Command Line Language:
I use AWK all of the time. Most of the files that are output for bioinformatics tools or files that you would download from a public depository are in a spreadsheet-like format - meaning they have rows and columns. AWK is a great manipulator for data in this format and it is faster than writing a Perl script to input a file and read each line to blahblahblah. You get my point.

Now I feel the need to address 'manipulator for data' since out of context this phrase could sound like I am changing data. I am absolutely not changing any data, but instead maybe changing the column order or data type. For example: A chromosome column may have chromosome denoted as either 'chr1' or '1'. They both mean chromosome 1, but their data types are different since 'chr1' is a string and '1' is an integer. Data tools hate when you mix data types which is why data type sometimes needs to be manipulated so that every time a chromosome is denoted it is always denoted in the same way (data type).

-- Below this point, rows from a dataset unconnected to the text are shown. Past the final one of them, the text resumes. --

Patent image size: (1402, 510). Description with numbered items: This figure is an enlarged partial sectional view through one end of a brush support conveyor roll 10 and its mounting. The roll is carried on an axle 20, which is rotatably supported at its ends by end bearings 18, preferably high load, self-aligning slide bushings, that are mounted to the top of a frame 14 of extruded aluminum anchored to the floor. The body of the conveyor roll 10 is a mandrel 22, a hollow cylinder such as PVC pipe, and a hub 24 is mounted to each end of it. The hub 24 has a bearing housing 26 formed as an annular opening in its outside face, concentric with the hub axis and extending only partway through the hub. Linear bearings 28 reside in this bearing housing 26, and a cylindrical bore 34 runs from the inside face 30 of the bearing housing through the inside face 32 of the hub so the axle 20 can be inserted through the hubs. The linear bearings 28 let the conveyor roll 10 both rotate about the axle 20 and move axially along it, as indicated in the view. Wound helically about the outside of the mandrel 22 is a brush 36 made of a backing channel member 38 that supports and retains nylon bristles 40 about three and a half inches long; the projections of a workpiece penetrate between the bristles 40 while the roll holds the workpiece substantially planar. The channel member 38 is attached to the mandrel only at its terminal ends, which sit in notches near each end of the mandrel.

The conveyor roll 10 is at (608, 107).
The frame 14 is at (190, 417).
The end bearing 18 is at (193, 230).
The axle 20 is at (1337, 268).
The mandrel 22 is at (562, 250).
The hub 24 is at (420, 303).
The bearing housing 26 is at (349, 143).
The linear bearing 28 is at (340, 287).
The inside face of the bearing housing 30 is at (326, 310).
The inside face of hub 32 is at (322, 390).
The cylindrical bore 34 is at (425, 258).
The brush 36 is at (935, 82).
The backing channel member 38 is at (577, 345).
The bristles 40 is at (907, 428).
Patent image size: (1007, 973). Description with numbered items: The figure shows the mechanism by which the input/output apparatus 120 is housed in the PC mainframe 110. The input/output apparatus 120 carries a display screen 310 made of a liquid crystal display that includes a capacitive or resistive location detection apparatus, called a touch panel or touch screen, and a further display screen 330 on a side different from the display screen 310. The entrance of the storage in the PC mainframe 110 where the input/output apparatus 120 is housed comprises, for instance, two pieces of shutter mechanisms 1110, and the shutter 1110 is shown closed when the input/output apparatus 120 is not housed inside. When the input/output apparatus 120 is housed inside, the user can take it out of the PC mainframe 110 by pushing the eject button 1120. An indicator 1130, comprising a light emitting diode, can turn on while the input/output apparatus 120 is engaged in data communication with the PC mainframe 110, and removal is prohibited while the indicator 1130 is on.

Bioinformatics pipelines change so often as new tools are created that output from one tool may not be formatted for input into another tool (i.e. output for column 1 should be in column 4 as input for the next tool). With AWK you can fix all of these things with a quick script and it has a fast execution.

SED is fairly comparable to AWK, I just happen to use AWK most of the time.

R - or (said with a pirate accent) AARRRR
R is an incredible environment for executing statistics and creating really nice graphics and visuals with your data. PLUS, there has been a real effort to make its use REPRODUCIBLE (insert angels singing). I'm just going to stop there because there are lots of dedicated R users who will tell of the glories of R. Just know it is definitely worth your while to learn!

So to summarize, if you want to just use bioinformatics tools you will benefit heavily from command, a command line language such as AWK and a great statistical environment with graphics capabilities like R. Every other step in a pipeline will be filled with a tool which is pretty much plug and play with different parameters (or arguments) that you should become fairly familiar with.

Disclaimer: The above post makes bioinformatics sound "easy". I am sorry to say that it probably won't be "easy". Any decent data scientist will tell you that data anything just isn't as easy as we tend to describe it. Data are messy and data tools can be a mess too. Cleaning up messes is really frustrating. So if you feel like you are wrangling cats, then you are probably doing it right.